ビワコオオナマズの餌釣りのポイント④仕掛け
仕掛けは、道糸に30号ほどの中通し重りを通してクッションのゴム管を付け、サルカンで固定します。ハリスは餌の魚がある程度泳ぎ回れるように、1ヒロ程度とし、材質はフロロなど丈夫なものを選びます。針は伊勢尼、セイゴの16号以上を使います。丈夫なワームフックも使えます。餌となる魚の大きさに応じ、孫針をつけても良いです。夜釣りなので仕掛けにはケミホタルを竿先につけるか、鈴を付けましょう。餌となるフナやブルーギルへの針は、背掛けか口がけにしましょう。

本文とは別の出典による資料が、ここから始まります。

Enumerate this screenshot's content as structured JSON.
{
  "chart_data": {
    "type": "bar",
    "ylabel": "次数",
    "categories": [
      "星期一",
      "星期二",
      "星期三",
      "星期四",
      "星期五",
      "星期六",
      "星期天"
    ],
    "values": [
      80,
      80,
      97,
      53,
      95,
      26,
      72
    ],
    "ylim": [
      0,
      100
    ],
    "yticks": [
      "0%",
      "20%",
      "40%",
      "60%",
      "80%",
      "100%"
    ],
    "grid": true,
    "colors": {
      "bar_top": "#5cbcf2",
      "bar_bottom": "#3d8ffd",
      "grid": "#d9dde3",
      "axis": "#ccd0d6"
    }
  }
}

ビワコオオナマズの餌釣りのポイント⑤:かかるとどうなる?
小さな生き餌を使うと、ブラックバスや普通のナマズなどの外道がヒットしています。メーター級の超大物に限定して狙うのであれば、ヒット率は下がってしまいますが、大きな生き餌を使うのが得策です。小型のブラックバスなどを使うといいでしょう。
ビワコオオナマズが餌をくわえるまで
ビワコオオナマズが生き餌に近づくと、餌の魚は逃げようとして泳ぎまくります。仕掛けが遊動式なので、このときに竿先が大きく動揺しますが、まだビワコオオナマズがくわえた状態ではありません。間違えて合わせないようにしましょう。ビワコオオナマズは餌の魚にその巨大な身体をくねらせ静かに近づき、動きが止まったところで一気にくわえ込みます。次に反転し、それから頭から飲み込む動作に入ります。
ビワコオオナマズが餌をくわえたら
竿先が曲がったまま静かになったのは、餌をくわえたままの状態で、くわえた場所によっては針が口の中にないことがあります。竿先の曲がりが大きいときは少し糸を送ってテンションを緩め、ビワコオオナマズが違和感を感じるのを解消します。 くわえた魚を飲み込んだ瞬間、竿先は再び動揺し、引き込みます。合わせるのは餌を飲み込んだ、この直後となります。早合わせは「すっぽ抜け」の恐れがあります。
餌釣りとルアー釣りに共通すること
ランディング
フッキングしたビワコオオナマズは沖や深みに泳ぎ出します。この力は非常に強いので、ある程度糸が引っ張り出されますが、竿の弾力で耐えます。ポンピングが基本的な引き寄せ方ですが、テンションを維持し続けなければばれてしまいます。岸まで寄せたらネットでランディングしましょう。頭から網に入れるようにしますが、ビワコオオナマズは他魚と違い、後退する泳ぎの瞬発的な力も強いので、逃げられないように注意が必要です。
ビワコオオナマズ釣りのワンポイントアドバイス
ビワコオオナマズの生態として、夜間に湖岸、川岸に寄ってきて餌を漁る習性があります。ルアー釣りにしろ餌釣りにしろ、あまり岸辺に近づくと、足音や光で警戒されてしまいます。沖合に遠投する必要があるならばなるべく岸辺に 近寄る必要がありますが、そうでなければ、岸から離れるほど魚の捕食は大胆になります。仕掛けを投入したあと、やや岸から後退して当たりを待つといいでしょう。
ビワコオオナマズの日本記録
さぁ、ビワコオオナマズを釣りに行こう!・・・とその前に今までどのくらいのビワコオオナマズが釣れたのか確認しましょう。JGFA(Japan Game Fish Association)によると、ビワコオオナマズの記録は次のようになっています。 1位(記録:17.20kg 1997)2位(記録:15.30kg 1997)3位(記録:14.20kg 2002)4位(記録:12.20kg 2000)5位(記録:9.00kg 1998)6位(記録:6.25kg 2009) また、記録にはありませんが、過去には1間(約1.8m)の大物がとれたという話もありますので、これらの記録を塗り替える巨大なビワコオオナマズを釣ることも夢ではありません。
ビワコオオナマズ釣りに出かけよう!
しっかりした仕掛けとタックルで挑む
ビワコオオナマズは日本を代表する怪魚で、淡水魚の生態系の頂点に君臨していますが、環境の悪化などでかつてほど大物はいなくなったと話す地元の人もいます。日本一の怪魚・ビワコオオナマズを守るためにも、確実な仕掛け、タックルで釣りに臨みましょう!